At the same time, Major-General Rao Farman Ali, No. 2 military man and adviser to the provincial governor who nervously resigned on Tuesday, denied New York press reports that he had offered surrender terms in a letter to UN Secretary-General U Thant.
An official spokesman in Islamabad, in his first reaction to the New York reports, had confirmed the existence of such a message from Farman Ali by saying its despatch was "unauthorised." After Farman Ali's denial, the same spokesman said the Pakistani government was not aware of any message. Pressed by newsmen, he finally stated: "If the government is not concerned, why should you be?"
Contradictions and speculation notwithstanding, the significant fact that emerged this week was that official circles in Islamabad - which appeared to have begun cautiously preparing the West Pakistani public for the probable loss of East Pakistan - suddenly changed course and asserted that the eastern wing would never be abandoned even if it had to be defended house by house.
Looking for an explanation to this policy switch, foreign observers here speculated that the Pakistani Army probably had gathered fresh hope after reports from New Delhi that Prime Minister Indira Gandhi had received a "categorical warning" from US President Nixon.
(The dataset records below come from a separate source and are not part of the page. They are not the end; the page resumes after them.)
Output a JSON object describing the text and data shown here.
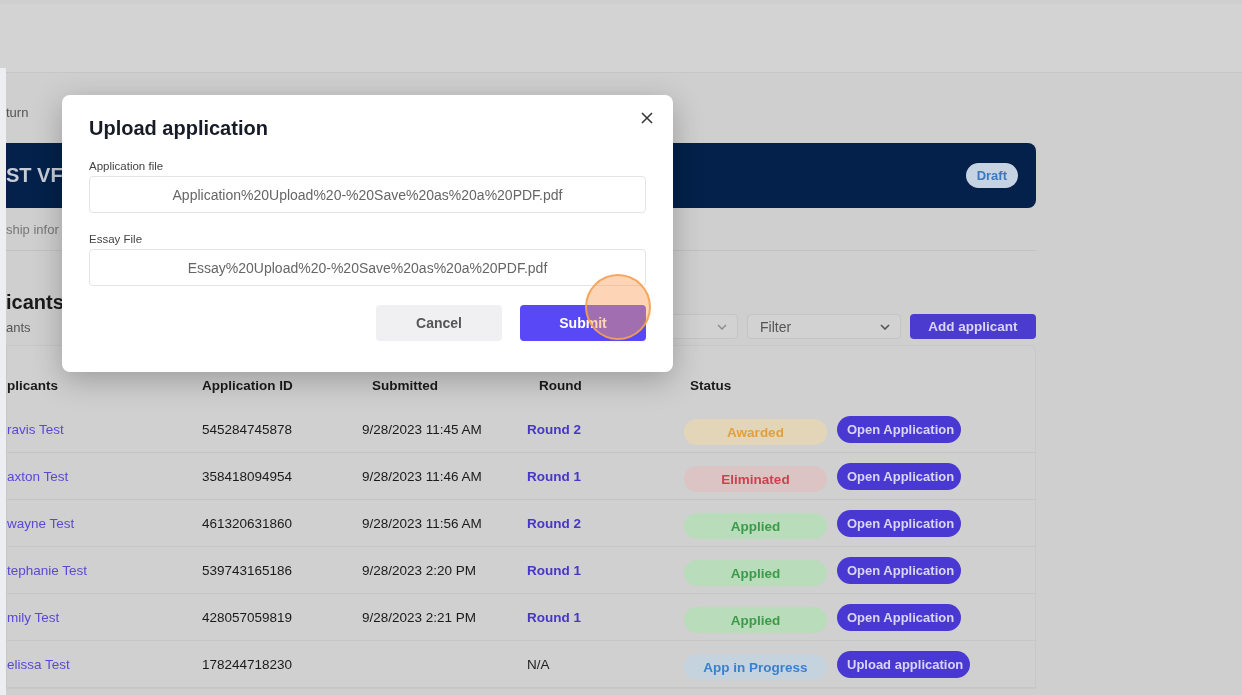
{
  "breadcrumb": "turn",
  "banner": {
    "title": "ST VF",
    "badge": "Draft"
  },
  "tab": "ship infor",
  "section": {
    "title": "icants",
    "subtitle": "ants"
  },
  "filters": {
    "filter_placeholder": "Filter",
    "add_button": "Add applicant"
  },
  "table": {
    "columns": [
      "plicants",
      "Application ID",
      "Submitted",
      "Round",
      "Status"
    ],
    "rows": [
      {
        "name": "ravis Test",
        "id": "545284745878",
        "submitted": "9/28/2023 11:45 AM",
        "round": {
          "text": "Round 2",
          "kind": "link"
        },
        "status": {
          "text": "Awarded",
          "kind": "awarded"
        },
        "action": "Open Application"
      },
      {
        "name": "axton Test",
        "id": "358418094954",
        "submitted": "9/28/2023 11:46 AM",
        "round": {
          "text": "Round 1",
          "kind": "link"
        },
        "status": {
          "text": "Eliminated",
          "kind": "eliminated"
        },
        "action": "Open Application"
      },
      {
        "name": "wayne Test",
        "id": "461320631860",
        "submitted": "9/28/2023 11:56 AM",
        "round": {
          "text": "Round 2",
          "kind": "link"
        },
        "status": {
          "text": "Applied",
          "kind": "applied"
        },
        "action": "Open Application"
      },
      {
        "name": "tephanie Test",
        "id": "539743165186",
        "submitted": "9/28/2023 2:20 PM",
        "round": {
          "text": "Round 1",
          "kind": "link"
        },
        "status": {
          "text": "Applied",
          "kind": "applied"
        },
        "action": "Open Application"
      },
      {
        "name": "mily Test",
        "id": "428057059819",
        "submitted": "9/28/2023 2:21 PM",
        "round": {
          "text": "Round 1",
          "kind": "link"
        },
        "status": {
          "text": "Applied",
          "kind": "applied"
        },
        "action": "Open Application"
      },
      {
        "name": "elissa Test",
        "id": "178244718230",
        "round": {
          "text": "N/A",
          "kind": "plain"
        },
        "status": {
          "text": "App in Progress",
          "kind": "progress"
        },
        "action": "Upload application"
      }
    ]
  },
  "modal": {
    "title": "Upload application",
    "fields": [
      {
        "label": "Application file",
        "value": "Application%20Upload%20-%20Save%20as%20a%20PDF.pdf"
      },
      {
        "label": "Essay File",
        "value": "Essay%20Upload%20-%20Save%20as%20a%20PDF.pdf"
      }
    ],
    "cancel": "Cancel",
    "submit": "Submit"
  }
}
This and subsequent reports that the US aircraft carrier "Enterprise" and other elements of the Seventh Fleet had been ordered to the Bay of Bengal raised the possibility of direct American intervention in the war.
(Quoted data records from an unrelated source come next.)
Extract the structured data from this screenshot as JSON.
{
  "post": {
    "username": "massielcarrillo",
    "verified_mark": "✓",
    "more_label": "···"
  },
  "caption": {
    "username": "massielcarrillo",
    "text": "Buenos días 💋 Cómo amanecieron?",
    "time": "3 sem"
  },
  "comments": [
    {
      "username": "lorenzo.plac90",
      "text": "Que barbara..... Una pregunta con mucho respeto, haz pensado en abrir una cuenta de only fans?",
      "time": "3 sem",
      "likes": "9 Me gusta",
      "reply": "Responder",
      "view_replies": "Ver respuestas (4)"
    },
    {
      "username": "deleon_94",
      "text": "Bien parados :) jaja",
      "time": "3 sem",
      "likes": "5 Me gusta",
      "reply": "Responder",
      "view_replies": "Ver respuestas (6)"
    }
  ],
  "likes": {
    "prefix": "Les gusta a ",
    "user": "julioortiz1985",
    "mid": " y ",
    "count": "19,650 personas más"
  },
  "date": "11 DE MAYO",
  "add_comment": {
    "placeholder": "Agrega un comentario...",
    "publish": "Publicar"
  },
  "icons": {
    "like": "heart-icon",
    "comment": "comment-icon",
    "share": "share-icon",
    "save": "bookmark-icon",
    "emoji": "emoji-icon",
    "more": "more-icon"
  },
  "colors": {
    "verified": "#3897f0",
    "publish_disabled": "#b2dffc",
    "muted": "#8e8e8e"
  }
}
Islamabad had been banking on a last-minute move in the UN although it was not really convinced of a diplomatic victory there after the Soviet Union's three vetoes on resolutions calling for a ceasefire and mutual troop withdrawals. Since the gap between Moscow on the one hand and Washington and Peking on the other seemed unbridgeable, not even Pakistan's flinty Foreign Minister, Zulfikar Ali Bhutto, was expected to break new ground.
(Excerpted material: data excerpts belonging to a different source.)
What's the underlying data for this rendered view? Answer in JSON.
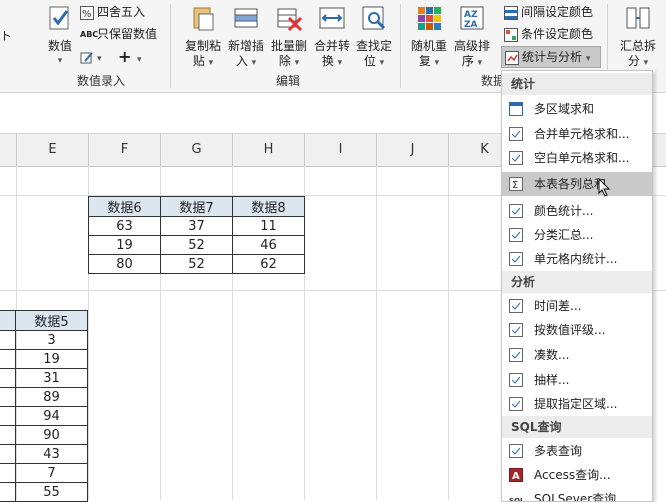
{
  "ribbon": {
    "partial_left": "ト",
    "numeric_button": "数值",
    "round_button": "四舍五入",
    "keep_value_button": "只保留数值",
    "group_numeric": "数值录入",
    "copy_paste": [
      "复制粘",
      "贴"
    ],
    "insert_new": [
      "新增插",
      "入"
    ],
    "batch_delete": [
      "批量删",
      "除"
    ],
    "merge_convert": [
      "合并转",
      "换"
    ],
    "find_locate": [
      "查找定",
      "位"
    ],
    "group_edit": "编辑",
    "random_repeat": [
      "随机重",
      "复"
    ],
    "advanced_sort": [
      "高级排",
      "序"
    ],
    "interval_color": "间隔设定颜色",
    "condition_color": "条件设定颜色",
    "stats_button": "统计与分析",
    "group_data_partial": "数据",
    "summary_split": [
      "汇总拆",
      "分"
    ]
  },
  "sheet": {
    "col_headers": [
      "E",
      "F",
      "G",
      "H",
      "I",
      "J",
      "K"
    ],
    "table1": {
      "headers": [
        "数据6",
        "数据7",
        "数据8"
      ],
      "rows": [
        [
          "63",
          "37",
          "11"
        ],
        [
          "19",
          "52",
          "46"
        ],
        [
          "80",
          "52",
          "62"
        ]
      ]
    },
    "table2": {
      "header": "数据5",
      "values": [
        "3",
        "19",
        "31",
        "89",
        "94",
        "90",
        "43",
        "7",
        "55"
      ]
    }
  },
  "menu": {
    "section_stats": "统计",
    "item_multi_sum": "多区域求和",
    "item_merge_sum": "合并单元格求和...",
    "item_blank_sum": "空白单元格求和...",
    "item_col_total": "本表各列总和",
    "item_color_stats": "颜色统计...",
    "item_subtotal": "分类汇总...",
    "item_cell_stats": "单元格内统计...",
    "section_analysis": "分析",
    "item_time_diff": "时间差...",
    "item_rank": "按数值评级...",
    "item_make_up": "凑数...",
    "item_sample": "抽样...",
    "item_extract": "提取指定区域...",
    "section_sql": "SQL查询",
    "item_multi_query": "多表查询",
    "item_access": "Access查询...",
    "item_sqlserver": "SQLSever查询"
  },
  "colors": {
    "accent_blue": "#2b6cb0",
    "header_fill": "#dce6f1",
    "menu_highlight": "#c9c9c9"
  }
}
The war in the west meanwhile took a hesitant hue this week with only minor tactical gains for both sides. This appeared rather surprising since the Pakistanis in the first instance had seemed determined to retaliate severely in the west against India's offensive in the east. Pakistan's air force successfully raided Indian military airfields and destroyed a number of aircraft. But when the Indians retaliated by bombing Karachi and Lahore, the Pakistan Air Force refrained from hitting targets such as Bombay and New Delhi.
Those who expected Pakistan would compensate for losses in the east by concentrating on Kashmir were told by UN observers along the old ceasefire line that the war had yet to reach their area. Sure enough, some headway was made by Pakistan on the western front in the first few days, and I personally saw the Indian town of Chhamb firmly in Pakistani hands. But generally the territorial gains made by Pakistan in Kashmir and Punjab were still rather limited.
Whether the war in the west will increase now that the fate of the eastern wing is decided - or whether an overall ceasefire will follow - remains to be seen. However, foreign observers in West Pakistan have no doubt that Pakistani forces have not yet been fully mobilised.